De fato, foi demonstrado que o excesso de estresse durante a infância aumenta a probabilidade de que as crianças venham a desenvolver problemas psicológicos. Assim, uma criança sistemática pode ser empurrada para ativar um comportamento obsessivo. Uma criança sonhadora, sempre com a cabeça nas nuvens, pode perder a sua capacidade de concentração.

Neste sentido, Kim Payne, professor e conselheiro norte-americano, conduziu uma experiência interessante em que simplificou a vida de crianças diagnosticadas com Transtorno de Déficit de Atenção e Hiperatividade. Depois de apenas quatro meses, 68% destes pequeninos passaram a ser considerados clinicamente funcionais. Eles também mostraram um aumento de 37% em suas habilidades acadêmicas e cognitivas, um efeito que não poderia coincidir com a medicação prescrita para esta desordem, o Ritalin.

Estes resultados são, em parte, extremamente reveladores e, mais que isto, também são um pouco assustadores, porque nos fazem pensar se realmente estamos criando para nossos filhos um ambiente saudável, mental e emocionalmente.

O que estamos fazendo de errado e como podemos corrigir isto?

Quando o “muito” se transforma em “demais”?

No início de sua carreira, este professor trabalhou como voluntário em campos de refugiados, onde teve que lidar com crianças que sofrem de estresse pós-traumático. Payne constatou que essas crianças se mostravam nervosas, hiperativas e tremendamente ansiosas, como se pressentissem que algo de ruim fosse acontecer de uma hora para a outra.

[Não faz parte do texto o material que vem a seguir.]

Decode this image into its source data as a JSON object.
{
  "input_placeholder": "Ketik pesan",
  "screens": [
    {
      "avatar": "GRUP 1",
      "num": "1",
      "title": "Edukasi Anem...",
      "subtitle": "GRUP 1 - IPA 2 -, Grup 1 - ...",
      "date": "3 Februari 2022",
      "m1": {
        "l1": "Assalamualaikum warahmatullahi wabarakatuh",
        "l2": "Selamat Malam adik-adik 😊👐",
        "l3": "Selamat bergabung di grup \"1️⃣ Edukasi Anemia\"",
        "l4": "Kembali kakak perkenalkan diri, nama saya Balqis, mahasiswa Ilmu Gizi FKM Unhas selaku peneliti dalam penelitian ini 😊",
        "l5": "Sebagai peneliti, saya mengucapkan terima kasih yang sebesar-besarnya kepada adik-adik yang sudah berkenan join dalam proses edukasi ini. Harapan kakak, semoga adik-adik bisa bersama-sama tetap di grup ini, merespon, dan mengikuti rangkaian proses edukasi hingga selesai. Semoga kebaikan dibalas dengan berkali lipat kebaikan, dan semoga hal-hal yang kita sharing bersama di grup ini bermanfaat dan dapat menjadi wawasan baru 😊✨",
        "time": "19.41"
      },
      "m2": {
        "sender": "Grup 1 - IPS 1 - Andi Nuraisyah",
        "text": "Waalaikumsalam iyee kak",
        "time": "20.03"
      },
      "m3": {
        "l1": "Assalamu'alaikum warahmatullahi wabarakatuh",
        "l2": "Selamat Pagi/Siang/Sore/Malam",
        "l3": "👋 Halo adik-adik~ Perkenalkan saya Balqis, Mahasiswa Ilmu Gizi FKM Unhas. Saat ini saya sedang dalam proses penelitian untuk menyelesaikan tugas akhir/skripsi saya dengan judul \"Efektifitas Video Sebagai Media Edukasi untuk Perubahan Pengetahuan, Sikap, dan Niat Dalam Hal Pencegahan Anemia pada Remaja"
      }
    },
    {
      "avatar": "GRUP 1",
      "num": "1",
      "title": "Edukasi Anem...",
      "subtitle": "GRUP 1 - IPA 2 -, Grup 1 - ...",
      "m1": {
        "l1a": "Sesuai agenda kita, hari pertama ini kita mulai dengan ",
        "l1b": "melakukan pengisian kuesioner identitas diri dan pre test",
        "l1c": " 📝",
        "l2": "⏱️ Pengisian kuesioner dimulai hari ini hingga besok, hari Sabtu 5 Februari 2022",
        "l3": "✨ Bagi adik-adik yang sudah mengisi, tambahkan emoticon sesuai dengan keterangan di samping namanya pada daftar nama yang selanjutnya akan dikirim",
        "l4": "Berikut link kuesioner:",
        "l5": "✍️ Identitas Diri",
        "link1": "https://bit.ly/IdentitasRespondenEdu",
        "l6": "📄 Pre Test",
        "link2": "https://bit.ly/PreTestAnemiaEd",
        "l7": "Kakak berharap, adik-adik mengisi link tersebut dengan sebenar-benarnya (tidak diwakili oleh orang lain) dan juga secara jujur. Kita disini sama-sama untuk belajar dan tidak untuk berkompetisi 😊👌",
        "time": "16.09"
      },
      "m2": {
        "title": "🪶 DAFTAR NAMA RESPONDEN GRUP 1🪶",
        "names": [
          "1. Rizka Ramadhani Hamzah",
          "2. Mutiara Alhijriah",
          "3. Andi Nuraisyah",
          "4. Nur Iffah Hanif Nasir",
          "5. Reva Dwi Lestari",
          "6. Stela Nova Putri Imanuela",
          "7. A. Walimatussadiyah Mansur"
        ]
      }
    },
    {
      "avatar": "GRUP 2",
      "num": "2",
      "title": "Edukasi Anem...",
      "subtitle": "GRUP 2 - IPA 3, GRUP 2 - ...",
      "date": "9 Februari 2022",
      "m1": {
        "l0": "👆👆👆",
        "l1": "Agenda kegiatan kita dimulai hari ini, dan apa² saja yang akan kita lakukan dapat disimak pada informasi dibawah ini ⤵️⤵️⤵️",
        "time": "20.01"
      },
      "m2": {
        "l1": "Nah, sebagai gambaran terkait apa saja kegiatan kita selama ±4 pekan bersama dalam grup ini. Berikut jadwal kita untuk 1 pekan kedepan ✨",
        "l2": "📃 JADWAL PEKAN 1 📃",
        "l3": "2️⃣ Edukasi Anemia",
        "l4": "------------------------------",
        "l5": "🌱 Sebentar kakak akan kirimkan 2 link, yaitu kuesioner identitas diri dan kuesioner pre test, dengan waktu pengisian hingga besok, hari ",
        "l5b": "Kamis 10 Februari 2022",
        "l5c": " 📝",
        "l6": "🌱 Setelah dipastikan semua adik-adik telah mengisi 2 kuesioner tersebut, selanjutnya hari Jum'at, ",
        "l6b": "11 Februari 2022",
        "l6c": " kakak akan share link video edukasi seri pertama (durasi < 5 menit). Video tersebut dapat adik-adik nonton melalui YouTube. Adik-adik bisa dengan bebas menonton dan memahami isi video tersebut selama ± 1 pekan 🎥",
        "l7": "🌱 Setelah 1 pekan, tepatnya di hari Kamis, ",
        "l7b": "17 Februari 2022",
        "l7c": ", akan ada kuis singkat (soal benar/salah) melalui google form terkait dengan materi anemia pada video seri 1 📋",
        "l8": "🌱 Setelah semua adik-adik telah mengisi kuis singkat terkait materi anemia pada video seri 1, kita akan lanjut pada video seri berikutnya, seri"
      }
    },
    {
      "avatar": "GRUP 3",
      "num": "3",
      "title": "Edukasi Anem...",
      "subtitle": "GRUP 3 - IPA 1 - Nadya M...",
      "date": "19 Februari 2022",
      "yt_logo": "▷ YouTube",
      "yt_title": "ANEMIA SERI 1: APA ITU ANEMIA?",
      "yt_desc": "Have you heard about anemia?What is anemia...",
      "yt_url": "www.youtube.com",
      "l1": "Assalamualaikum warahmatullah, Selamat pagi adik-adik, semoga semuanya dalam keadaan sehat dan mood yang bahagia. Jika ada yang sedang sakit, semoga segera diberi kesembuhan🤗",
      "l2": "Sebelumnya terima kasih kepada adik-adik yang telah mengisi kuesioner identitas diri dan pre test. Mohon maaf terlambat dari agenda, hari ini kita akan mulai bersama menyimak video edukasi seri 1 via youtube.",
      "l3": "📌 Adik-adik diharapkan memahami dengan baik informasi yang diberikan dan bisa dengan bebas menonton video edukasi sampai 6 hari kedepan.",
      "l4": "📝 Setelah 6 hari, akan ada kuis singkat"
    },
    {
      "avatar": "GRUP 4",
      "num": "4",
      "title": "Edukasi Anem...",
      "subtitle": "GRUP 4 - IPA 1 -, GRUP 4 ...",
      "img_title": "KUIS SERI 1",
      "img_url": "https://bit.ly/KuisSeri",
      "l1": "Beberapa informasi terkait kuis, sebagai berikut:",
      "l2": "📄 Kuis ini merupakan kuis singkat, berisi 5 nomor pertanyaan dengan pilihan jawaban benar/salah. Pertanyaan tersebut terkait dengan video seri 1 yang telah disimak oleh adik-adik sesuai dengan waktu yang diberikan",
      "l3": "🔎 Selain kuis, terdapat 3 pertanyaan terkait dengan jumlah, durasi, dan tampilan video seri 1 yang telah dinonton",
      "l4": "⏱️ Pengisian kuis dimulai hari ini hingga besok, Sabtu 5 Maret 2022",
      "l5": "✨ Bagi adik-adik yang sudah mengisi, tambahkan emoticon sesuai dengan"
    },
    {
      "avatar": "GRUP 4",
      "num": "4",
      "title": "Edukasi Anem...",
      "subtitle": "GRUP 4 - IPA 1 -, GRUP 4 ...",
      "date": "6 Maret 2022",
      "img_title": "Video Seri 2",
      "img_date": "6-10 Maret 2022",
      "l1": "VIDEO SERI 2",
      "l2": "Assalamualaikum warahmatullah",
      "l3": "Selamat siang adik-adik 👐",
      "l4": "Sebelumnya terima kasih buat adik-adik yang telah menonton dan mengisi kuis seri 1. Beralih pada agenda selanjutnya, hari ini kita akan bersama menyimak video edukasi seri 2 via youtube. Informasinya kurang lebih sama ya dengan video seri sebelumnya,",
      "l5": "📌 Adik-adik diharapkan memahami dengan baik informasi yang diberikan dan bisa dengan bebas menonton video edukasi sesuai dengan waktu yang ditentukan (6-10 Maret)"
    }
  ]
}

Elas também eram amedrontadas em excesso, temendo qualquer novidade, o desconhecido, como se tivessem perdido a curiosidade inata das crianças.

Anos mais tarde, Payne constatou que muitas das crianças que precisavam de sua ajuda mostravam os mesmos comportamentos que os pequenos que vinham de países em guerra. No entanto, o estranho é que estas crianças viviam na Inglaterra, abraçados por um ambiente completamente seguro. Qual a razão que os levava a exibir os sintomas típicos de estresse das crianças pós-traumáticas?

Na verdade, as crianças de hoje estão expostas a um fluxo constante de informações que não são capazes de processar. Elas são forçadas ao crescimento rápido, já que os adultos depositam muitas expectativas sobre elas, forçando-as a assumir papéis que realmente não condizem com a realidade infantil. Assim, o cérebro imaturo das crianças é incapaz de acompanhar o ritmo imposto pela nova educação, por conseguinte, um grande estresse ocorre, com as óbvias consequências negativas.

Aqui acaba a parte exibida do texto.